Omotunde Adebowale David, popularly known as Lolo1, is a Nollywood actress, and a Nigerian radio presenter. She hosted the radio programme, 'Oga Madam' on Wazobia FM 95.1, till 2019 when she left and joined Lasgidi FM as the general manager and an on-air personality.

== Early life and education ==
She attended Ijebu-Ode Anglican Girls secondary school where she also spent part of her school days in a hostel. She is a graduate of Law from Lagos State University and she later went to law school.

==Career ==
She started her career as a legal practitioner after being called to the bar in 2000. She worked in the law department before dropping it for media broadcasting in 2004.
She is also known for acting, in Yoruba and English movies. She featured in the TV series Jenifa's Diary where she acted as Adaku.
She became an On Air Personality for the first time when she joined Metro FM. She later joined Wazobia FM, then she left in 2019 after over 11 years with them.

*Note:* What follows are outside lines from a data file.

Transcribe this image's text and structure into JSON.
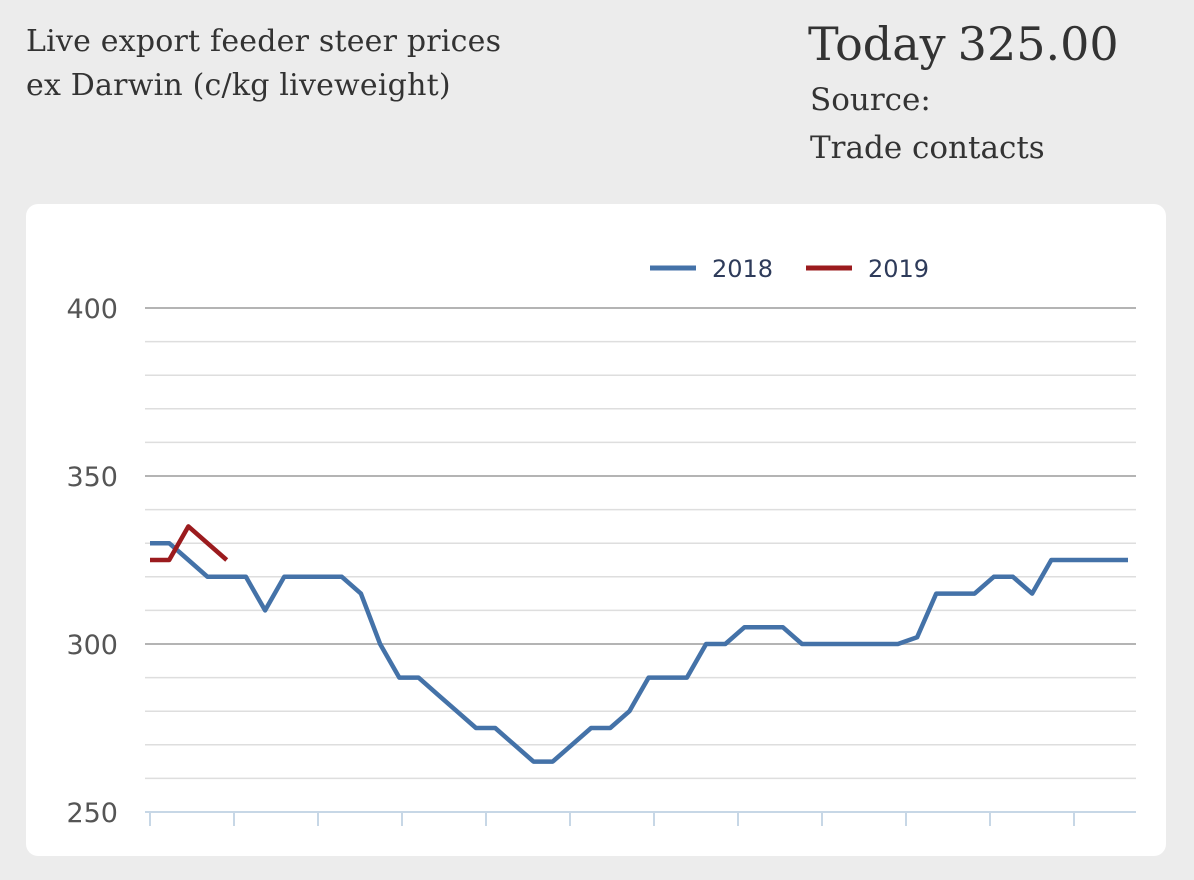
{
  "header": {
    "title_line1": "Live export feeder steer prices",
    "title_line2": "ex Darwin (c/kg liveweight)",
    "today_label": "Today",
    "today_value": "325.00",
    "source_label": "Source:",
    "source_value": "Trade contacts"
  },
  "chart_data": {
    "type": "line",
    "ylim": [
      250,
      400
    ],
    "yticks": [
      "400",
      "350",
      "300",
      "250"
    ],
    "x_points": 52,
    "grid": true,
    "legend_position": "top-center",
    "series": [
      {
        "name": "2018",
        "color": "#4472a8",
        "values": [
          330,
          330,
          325,
          320,
          320,
          320,
          310,
          320,
          320,
          320,
          320,
          315,
          300,
          290,
          290,
          285,
          280,
          275,
          275,
          270,
          265,
          265,
          270,
          275,
          275,
          280,
          290,
          290,
          290,
          300,
          300,
          305,
          305,
          305,
          300,
          300,
          300,
          300,
          300,
          300,
          302,
          315,
          315,
          315,
          320,
          320,
          315,
          325,
          325,
          325,
          325,
          325
        ]
      },
      {
        "name": "2019",
        "color": "#9b1b1e",
        "values": [
          325,
          325,
          335,
          330,
          325
        ]
      }
    ]
  }
}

She got the nickname Lolo1 during a radio live show when she requested a nickname from people, and she eventually picked lolo.

She was featured in the cover page for La Mode Magazine for the July 2017 edition.

She played the role of Ms. Wilson in the 2018 film We Don't Live Here Anymore by Tope Oshin.

In 2020, she produced her first movie titled When Love is not Enough. The movie was directed by Okiki Afolayan, starring Funso Adeolu, Adejumoke Aderounmu, Odunola Agoro, Ladi Folarin, and Deyemi Okanlawon.

She was announced as the first ambassador of Awabah, Micro Pensions company.

== Awards and nominations ==
- Nigerian Broadcasters Merit Award for Outstanding Radio Program Presenter- Lagos

== Personal life ==
She is a single mother of three sons and a daughter.